Dec 10, 2017 Latest post:
Jan 30, 2018
Well, let's start at the beginning. When our son was only six months old, both him and Nick were diagnosed with a genetic disorder, Neurofibromatosis type 1(NF1). NF1 basically causes benign tumors to grow all along their central nervous system and right under the skin called, neurofibromas. Typically, these tumors are no danger in sense of cancer, but more so in just making things difficult. Such as, growing in the brain, along the spinal cord, and other hard to reach areas for surgery. Rarely, they do turn into cancer. That's where this story for Nick begins.

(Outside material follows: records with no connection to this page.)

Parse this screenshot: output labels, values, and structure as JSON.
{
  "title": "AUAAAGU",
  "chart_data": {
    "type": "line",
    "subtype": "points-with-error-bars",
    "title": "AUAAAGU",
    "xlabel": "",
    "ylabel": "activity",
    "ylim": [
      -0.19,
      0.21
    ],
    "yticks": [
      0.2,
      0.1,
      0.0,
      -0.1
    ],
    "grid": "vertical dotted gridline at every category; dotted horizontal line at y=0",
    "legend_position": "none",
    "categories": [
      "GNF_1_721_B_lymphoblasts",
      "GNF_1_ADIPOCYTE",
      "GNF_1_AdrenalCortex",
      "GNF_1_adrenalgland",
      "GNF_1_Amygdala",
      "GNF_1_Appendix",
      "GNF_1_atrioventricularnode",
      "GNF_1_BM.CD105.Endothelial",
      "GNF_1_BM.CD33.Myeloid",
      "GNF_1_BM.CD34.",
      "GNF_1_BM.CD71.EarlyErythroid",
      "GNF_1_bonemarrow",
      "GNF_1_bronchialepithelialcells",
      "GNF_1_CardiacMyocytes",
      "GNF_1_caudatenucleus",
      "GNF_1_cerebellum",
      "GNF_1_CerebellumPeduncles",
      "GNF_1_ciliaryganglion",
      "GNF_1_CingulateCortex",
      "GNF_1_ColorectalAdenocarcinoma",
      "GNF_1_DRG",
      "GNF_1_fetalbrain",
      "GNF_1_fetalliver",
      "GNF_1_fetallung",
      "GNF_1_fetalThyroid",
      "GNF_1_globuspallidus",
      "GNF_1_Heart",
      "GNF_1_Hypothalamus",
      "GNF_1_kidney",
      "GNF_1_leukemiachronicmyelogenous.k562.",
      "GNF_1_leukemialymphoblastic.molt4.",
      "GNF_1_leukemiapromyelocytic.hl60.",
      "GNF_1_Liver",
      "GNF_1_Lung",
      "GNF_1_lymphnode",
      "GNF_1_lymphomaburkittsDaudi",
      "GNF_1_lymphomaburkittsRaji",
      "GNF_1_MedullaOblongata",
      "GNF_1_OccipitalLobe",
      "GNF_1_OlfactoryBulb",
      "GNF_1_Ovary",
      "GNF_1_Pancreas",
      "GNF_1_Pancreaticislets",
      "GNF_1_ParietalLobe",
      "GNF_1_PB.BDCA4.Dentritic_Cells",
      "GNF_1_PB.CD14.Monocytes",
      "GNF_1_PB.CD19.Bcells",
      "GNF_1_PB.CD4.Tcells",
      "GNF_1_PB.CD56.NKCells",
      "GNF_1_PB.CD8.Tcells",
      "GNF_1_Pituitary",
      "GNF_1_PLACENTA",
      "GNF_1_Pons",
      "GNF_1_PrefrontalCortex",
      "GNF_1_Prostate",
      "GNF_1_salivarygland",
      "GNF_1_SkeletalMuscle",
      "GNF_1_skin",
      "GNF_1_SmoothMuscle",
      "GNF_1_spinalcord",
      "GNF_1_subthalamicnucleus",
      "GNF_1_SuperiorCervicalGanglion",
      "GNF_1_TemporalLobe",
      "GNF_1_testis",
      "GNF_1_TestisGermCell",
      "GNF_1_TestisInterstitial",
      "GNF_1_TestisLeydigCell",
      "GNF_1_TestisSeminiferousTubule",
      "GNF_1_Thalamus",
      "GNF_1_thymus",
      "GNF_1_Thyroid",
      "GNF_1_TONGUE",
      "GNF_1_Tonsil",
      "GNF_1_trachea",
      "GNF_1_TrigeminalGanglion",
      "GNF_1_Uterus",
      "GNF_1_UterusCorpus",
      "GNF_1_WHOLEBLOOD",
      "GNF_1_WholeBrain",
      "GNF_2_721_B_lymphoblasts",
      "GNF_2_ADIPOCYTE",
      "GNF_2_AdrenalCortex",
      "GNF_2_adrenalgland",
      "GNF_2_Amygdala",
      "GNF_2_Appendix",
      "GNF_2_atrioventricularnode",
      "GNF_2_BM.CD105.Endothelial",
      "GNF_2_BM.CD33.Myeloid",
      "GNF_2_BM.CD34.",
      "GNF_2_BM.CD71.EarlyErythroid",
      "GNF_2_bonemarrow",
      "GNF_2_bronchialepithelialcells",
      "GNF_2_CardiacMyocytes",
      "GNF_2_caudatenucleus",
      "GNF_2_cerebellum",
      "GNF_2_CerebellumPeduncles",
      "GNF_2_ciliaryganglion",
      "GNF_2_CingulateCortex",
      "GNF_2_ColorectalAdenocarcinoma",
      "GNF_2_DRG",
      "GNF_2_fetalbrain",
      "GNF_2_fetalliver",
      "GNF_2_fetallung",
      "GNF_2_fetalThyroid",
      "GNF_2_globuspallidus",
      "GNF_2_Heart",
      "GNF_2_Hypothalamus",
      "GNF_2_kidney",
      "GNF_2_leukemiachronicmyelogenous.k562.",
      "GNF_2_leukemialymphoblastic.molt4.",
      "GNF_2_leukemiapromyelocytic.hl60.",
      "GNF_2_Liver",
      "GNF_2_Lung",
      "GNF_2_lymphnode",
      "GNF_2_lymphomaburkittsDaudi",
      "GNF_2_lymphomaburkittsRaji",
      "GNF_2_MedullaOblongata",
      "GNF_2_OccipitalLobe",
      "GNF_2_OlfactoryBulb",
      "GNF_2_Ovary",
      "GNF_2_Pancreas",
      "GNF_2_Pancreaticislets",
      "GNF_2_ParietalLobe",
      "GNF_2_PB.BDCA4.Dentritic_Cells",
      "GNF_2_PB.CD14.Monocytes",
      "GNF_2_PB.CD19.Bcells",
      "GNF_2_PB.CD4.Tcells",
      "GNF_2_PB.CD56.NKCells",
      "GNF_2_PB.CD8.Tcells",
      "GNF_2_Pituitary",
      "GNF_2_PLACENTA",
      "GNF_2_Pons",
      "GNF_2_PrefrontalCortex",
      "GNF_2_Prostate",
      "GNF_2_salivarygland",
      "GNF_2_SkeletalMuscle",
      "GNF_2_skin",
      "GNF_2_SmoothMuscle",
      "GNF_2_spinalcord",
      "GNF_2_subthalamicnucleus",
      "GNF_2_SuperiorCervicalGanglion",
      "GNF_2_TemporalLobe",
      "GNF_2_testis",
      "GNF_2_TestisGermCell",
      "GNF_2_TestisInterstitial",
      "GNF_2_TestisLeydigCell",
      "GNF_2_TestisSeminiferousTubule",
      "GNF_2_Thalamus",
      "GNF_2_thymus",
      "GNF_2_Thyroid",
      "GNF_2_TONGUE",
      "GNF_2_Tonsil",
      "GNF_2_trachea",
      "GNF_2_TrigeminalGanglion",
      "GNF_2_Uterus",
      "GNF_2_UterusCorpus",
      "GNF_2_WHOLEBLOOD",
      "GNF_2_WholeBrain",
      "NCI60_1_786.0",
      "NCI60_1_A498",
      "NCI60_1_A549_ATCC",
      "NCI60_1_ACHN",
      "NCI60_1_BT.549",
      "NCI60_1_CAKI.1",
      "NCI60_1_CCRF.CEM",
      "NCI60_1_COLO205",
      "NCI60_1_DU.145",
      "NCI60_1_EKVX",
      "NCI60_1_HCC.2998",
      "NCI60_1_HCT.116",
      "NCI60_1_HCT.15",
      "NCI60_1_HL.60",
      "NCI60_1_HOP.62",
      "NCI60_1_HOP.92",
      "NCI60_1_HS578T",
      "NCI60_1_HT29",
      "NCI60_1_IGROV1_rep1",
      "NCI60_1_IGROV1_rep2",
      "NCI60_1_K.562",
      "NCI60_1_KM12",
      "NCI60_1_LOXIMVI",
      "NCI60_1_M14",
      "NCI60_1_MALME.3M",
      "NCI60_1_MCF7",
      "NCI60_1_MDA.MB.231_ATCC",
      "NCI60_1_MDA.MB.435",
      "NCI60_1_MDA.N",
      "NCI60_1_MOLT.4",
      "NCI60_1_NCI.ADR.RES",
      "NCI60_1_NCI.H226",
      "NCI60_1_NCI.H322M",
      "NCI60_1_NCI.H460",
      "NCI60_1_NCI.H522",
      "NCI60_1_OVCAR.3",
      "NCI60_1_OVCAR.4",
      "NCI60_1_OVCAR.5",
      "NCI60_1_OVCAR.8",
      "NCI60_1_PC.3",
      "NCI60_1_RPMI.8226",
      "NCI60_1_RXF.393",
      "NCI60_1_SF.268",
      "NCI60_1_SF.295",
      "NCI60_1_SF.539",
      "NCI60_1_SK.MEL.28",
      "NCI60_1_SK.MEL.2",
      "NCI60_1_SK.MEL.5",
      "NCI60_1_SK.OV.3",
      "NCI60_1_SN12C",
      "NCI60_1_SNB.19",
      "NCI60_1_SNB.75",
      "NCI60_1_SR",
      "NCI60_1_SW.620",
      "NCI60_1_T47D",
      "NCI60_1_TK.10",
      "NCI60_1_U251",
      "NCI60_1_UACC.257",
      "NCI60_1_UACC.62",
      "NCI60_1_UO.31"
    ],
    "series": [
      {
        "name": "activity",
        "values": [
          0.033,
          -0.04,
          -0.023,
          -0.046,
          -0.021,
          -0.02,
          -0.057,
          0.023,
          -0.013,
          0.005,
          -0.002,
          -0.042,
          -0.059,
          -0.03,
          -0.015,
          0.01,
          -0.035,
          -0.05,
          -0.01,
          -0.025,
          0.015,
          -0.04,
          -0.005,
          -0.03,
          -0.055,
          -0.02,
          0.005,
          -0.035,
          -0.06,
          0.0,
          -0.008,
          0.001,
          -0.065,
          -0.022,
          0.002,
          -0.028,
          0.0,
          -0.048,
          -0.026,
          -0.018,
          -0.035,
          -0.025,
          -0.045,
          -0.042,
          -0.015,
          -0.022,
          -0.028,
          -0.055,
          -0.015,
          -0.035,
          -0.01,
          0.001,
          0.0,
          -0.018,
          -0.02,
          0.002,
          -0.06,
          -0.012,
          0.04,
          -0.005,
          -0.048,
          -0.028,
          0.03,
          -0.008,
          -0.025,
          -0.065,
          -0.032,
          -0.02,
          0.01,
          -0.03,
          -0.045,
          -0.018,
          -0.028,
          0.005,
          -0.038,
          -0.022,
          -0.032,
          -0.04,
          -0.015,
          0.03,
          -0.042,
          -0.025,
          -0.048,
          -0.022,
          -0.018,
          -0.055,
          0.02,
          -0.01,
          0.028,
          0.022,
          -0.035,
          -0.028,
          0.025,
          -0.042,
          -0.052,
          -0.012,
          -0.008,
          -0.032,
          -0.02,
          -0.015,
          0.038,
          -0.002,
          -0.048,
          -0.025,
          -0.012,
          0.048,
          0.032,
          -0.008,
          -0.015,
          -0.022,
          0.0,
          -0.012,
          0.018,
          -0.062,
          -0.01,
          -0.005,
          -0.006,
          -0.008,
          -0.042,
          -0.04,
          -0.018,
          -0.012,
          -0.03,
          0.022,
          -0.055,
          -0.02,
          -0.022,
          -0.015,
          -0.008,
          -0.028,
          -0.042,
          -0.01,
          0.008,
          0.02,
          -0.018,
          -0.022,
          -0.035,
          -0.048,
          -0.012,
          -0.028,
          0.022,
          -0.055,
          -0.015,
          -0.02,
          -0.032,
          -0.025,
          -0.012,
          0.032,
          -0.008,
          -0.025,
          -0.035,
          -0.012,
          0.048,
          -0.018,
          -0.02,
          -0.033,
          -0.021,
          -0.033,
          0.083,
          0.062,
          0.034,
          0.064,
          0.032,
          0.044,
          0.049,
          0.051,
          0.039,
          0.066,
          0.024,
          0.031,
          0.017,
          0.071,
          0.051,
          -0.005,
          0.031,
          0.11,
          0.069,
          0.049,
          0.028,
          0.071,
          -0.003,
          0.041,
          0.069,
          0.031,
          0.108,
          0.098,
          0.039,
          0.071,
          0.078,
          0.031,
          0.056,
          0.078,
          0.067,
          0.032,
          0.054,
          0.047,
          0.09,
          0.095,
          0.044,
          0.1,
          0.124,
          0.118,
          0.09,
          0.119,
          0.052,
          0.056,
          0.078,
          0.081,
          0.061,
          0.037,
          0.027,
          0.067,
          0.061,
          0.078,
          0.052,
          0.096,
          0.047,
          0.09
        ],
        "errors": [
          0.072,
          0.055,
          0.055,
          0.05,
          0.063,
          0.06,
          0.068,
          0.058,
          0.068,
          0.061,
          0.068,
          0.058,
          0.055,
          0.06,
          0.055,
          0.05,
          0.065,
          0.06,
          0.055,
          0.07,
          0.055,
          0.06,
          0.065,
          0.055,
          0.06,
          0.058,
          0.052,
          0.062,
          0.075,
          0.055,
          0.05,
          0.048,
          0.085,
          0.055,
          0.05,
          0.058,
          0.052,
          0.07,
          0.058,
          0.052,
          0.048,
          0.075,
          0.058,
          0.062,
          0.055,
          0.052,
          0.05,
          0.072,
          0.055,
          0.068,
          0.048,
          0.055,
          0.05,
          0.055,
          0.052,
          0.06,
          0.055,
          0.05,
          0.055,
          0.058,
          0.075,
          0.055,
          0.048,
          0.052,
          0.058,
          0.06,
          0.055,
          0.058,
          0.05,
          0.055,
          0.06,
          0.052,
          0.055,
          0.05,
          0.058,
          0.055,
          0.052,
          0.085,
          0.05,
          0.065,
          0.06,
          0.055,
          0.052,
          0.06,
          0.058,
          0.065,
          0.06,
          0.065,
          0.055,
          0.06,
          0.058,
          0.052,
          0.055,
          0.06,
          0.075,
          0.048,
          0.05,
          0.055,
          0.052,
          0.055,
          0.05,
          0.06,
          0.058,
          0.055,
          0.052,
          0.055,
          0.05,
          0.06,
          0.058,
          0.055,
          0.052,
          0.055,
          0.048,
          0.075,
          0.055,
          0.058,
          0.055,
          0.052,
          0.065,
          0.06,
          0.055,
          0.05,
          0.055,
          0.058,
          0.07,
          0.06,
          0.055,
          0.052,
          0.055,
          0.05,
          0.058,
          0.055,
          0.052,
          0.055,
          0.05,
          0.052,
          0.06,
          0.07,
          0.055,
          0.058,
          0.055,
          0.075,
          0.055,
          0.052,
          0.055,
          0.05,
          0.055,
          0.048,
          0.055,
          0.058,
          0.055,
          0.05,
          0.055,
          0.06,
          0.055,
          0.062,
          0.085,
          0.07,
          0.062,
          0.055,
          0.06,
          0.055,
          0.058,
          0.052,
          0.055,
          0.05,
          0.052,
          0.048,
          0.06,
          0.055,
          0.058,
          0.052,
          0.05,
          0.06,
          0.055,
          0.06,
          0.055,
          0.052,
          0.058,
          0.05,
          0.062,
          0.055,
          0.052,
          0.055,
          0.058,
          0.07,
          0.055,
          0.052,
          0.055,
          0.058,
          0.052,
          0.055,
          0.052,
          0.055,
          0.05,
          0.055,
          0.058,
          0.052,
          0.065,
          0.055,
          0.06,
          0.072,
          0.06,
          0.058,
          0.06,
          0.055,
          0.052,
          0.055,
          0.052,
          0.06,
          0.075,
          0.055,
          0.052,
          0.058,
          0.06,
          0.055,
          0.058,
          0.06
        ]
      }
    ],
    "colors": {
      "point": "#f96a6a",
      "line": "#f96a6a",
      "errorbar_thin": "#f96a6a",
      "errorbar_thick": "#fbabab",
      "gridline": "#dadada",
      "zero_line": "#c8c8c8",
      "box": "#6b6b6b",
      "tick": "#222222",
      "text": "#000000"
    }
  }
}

Nick has a few neurofibromas on his skins as well as inside his body. He had one start growing on the back of his knee about a year and half ago. It was just a size of a pea. Honestly, we didn't even know it was there until one of Nick's NF Specialists pointed it out over a routine check up that he has to go to yearly. We thought nothing of it due to the simple fact that he didn't even know that it existed up until that point and it wasn't bothering him. Over the course of the last year, Nick has been diagnosed with Rheumatoid Arthritis along with Ankylosing Spondylitis. This is a more uncommon form of arthritis. He started to take Humira and then switched to Enbrel, because the Humira wasn't working. During the time of him taking Humira and Enbrel is when his neurofibroma grew behind his knee. In six months, it went from being about the size of a hazelnut to the size of a kiwi, and started to hurt Nick quite a bit. He decided it was time to talk to his NF specialist about it at the U of M, and they immediately started to do tests on it since it grew so fast.
Earlier this month (November), Nick was diagnosed with what we weren't really expecting to hear. He has a high-grade stage two malignant peripheral nerve sheath tumor or MPNST behind his knee know instead of just a neurofibroma. MPNST is a form of cancer of the connective tissue surrounding nerves. It is also classified as a sarcoma. MPNSTs contain about 5-10% of all soft tissue sarcomas. He also has a 86% chance that this type of cancer will happen again, but in a different type of his body. So Nick's battle is going to be a constant uphill battle.
He also has two more tumors that are causing concern to his team of doctors. One in his left lung, and another in his right lymph node in his groin. So far, they are just treating the one behind his left knee has it is the most concerning for them.
Nick will have to undergo five weeks of radiation, starting Monday, November 27th, and ending on December 30th. He will go for fifteen minutes, five days a week. After he completes his radiation, he will have the month of January off to let his body recover, and then they will begin the process of trying to remove the tumor in February. The biggest problem about this tumor is that it has attached itself to Nick's tibial nerve. He will have to lose his tibial nerve in order to get as much, if not all, of the tumor out. This means that Nick will lose his ability to move his foot in a walking motion, or a gas pedal pushing motion, and will not be able to move his toes anymore. He will have to wear a brace on his leg and foot for the rest of his life in order to walk. Honestly, this was better than the other choice that they also had originally talked about which was amputation from the knee down.
Right now we are in limbo in trying to make sure that we are prepared for this journey ahead. There are many thoughts, what ifs, what could bes, and everything in between running through out minds. All we ask is to keep out little family in your minds as we embark on another scary journey. Thank you.